I’m not at all familiar with those and only have a basic awareness of the project. A quick search suggests that they’re AMD Geode LX processors. At one stage I had several of those in the homelab and actually sent them to e-waste early last year when cleaning out. They were repurposed set top boxes and PVRs, so excellent cheap x86 compatible hardware for homelabbing over the years! They’re 32-bit x86 CPUs and are i686 compatible (for the most part). The recently released Debian 13 (trixie) no longer supports i586/i686, so you’d be running Debian 12 at the latest. I also found that performance wise, something like a Raspberry Pi could run laps around my Geode LX machines which is why they ended up in the cupboard once I got my hands on a Pi3. I made the sad decision to send almost all my sub-amd64 gear to e-waste for these sort of reasons - it was superseded 20+ years ago and is going to be more and more difficult to get working and probably not worth it overall, particularly when I can pick these sorts of things up for sub-$50, have more power efficiency, better performance, and have an easier time working with it.
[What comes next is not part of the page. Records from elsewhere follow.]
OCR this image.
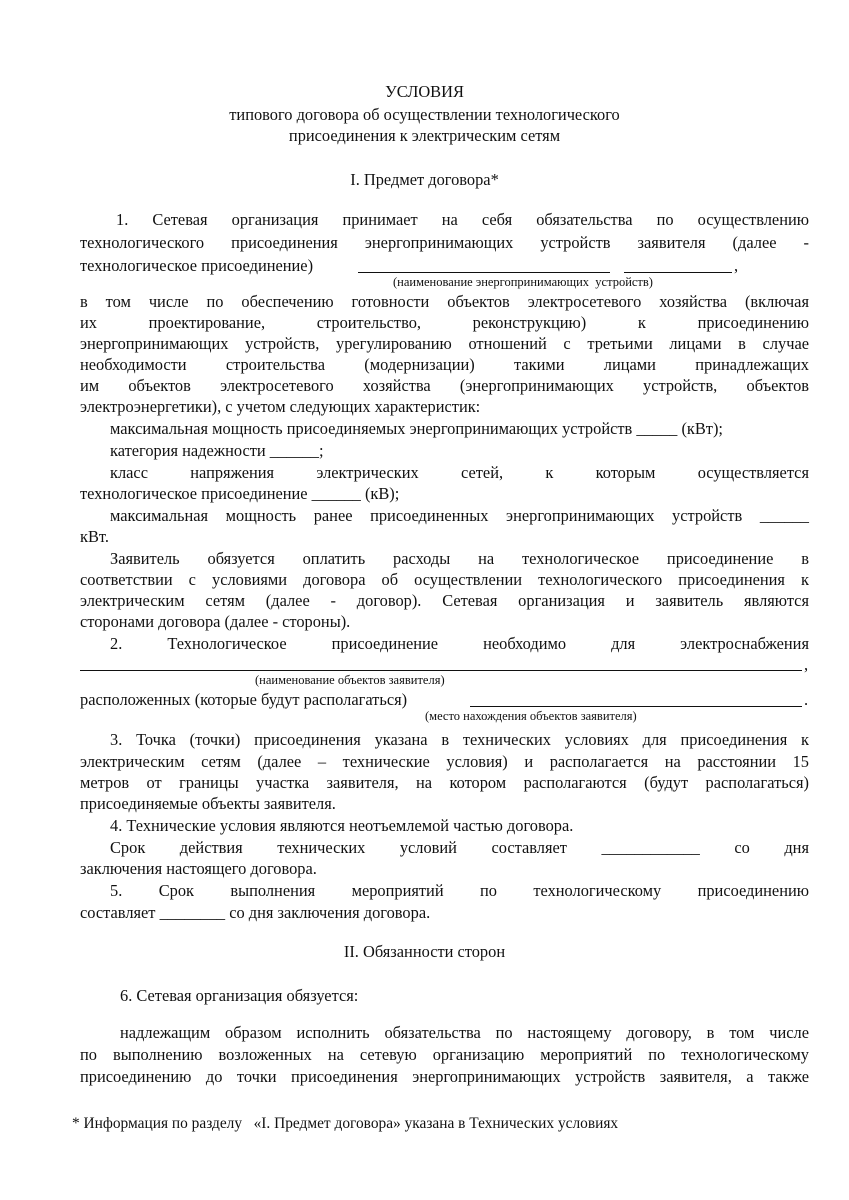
УСЛОВИЯ
типового договора об осуществлении технологического
присоединения к электрическим сетям
I. Предмет договора*
1. Сетевая организация принимает на себя обязательства по осуществлению
технологического присоединения энергопринимающих устройств заявителя (далее -
технологическое присоединение)	,
(наименование энергопринимающих  устройств)
в том числе по обеспечению готовности объектов электросетевого хозяйства (включая
их проектирование, строительство, реконструкцию) к присоединению
энергопринимающих устройств, урегулированию отношений с третьими лицами в случае
необходимости строительства (модернизации) такими лицами принадлежащих
им объектов электросетевого хозяйства (энергопринимающих устройств, объектов
электроэнергетики), с учетом следующих характеристик:
максимальная мощность присоединяемых энергопринимающих устройств _____ (кВт);
категория надежности ______;
класс напряжения электрических сетей, к которым осуществляется
технологическое присоединение ______ (кВ);
максимальная мощность ранее присоединенных энергопринимающих устройств ______
кВт.
Заявитель обязуется оплатить расходы на технологическое присоединение в
соответствии с условиями договора об осуществлении технологического присоединения к
электрическим сетям (далее - договор). Сетевая организация и заявитель являются
сторонами договора (далее - стороны).
2. Технологическое присоединение необходимо для электроснабжения
,
(наименование объектов заявителя)
расположенных (которые будут располагаться)	.
(место нахождения объектов заявителя)
3. Точка (точки) присоединения указана в технических условиях для присоединения к
электрическим сетям (далее – технические условия) и располагается на расстоянии 15
метров от границы участка заявителя, на котором располагаются (будут располагаться)
присоединяемые объекты заявителя.
4. Технические условия являются неотъемлемой частью договора.
Срок действия технических условий составляет ____________ со дня
заключения настоящего договора.
5. Срок выполнения мероприятий по технологическому присоединению
составляет ________ со дня заключения договора.
II. Обязанности сторон
6. Сетевая организация обязуется:
надлежащим образом исполнить обязательства по настоящему договору, в том числе
по выполнению возложенных на сетевую организацию мероприятий по технологическому
присоединению до точки присоединения энергопринимающих устройств заявителя, а также
* Информация по разделу   «I. Предмет договора» указана в Технических условиях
It’s a very cool form factor, but squeezing something modern into that CPU + 1GB flash + 256MB RAM with some sort of desktop environment is going to be a tough ask. Might be possible doing your own build? A quick skim suggests that it’s the Sugar desktop environment, but I can’t find anything in a quick search that seems more recent than 10-15 years ago. Perhaps there’s a bootable USB project or something out there that breathes some life into those units. It’s a very cool form factor, but I think it’ll be a struggle to get something modern on there, and an even bigger struggle with the usability side of it.

Circling back to this one to finalise the hardware discussion. The PXE booting and software side of the project has been split off into the Homelab PXE Booting thread.

I ended up taking the 1TB Orico SSD out, and using a spare 60GB Toshiba SSD I had instead. This was pulled from a server years ago, and has been in the parts bin ever since. It’s too small to do anything with, but will be perfect for a little box to serve basic TFTP and HTTP. I’ve also replaced the large plastic Orico 2.5" to 3.5" converter with a metal HP one I pulled from a workstation a while ago (Part No: 654540-001). There are no fans in this unit, so my logic was that the smaller metal unit might dissipate heat (if any) unlike the larger plastic one.

Speaking of heat, this morning I took the dried out and crumbling thermal pad off the Marvell 88F6707 CPU, tidied it up with a bit of isopropyl alcohol, and applied a new thermal pad. Here’s a [poorly photographed] closer shot of the CPU, if anyone is interested.

Everything went back together smoothly and the final unit without the case on it looks like this:

At a glance, the temps are about the same as what they were before I started, so I doubt the new thermal pad or the metal 2.5" to 3.5" converter made any difference. Still, it was worth doing while I had the unit apart.

Hope you found some of the build interesting, and it encourages you to repurpose some of those odds and ends at home into a new project too!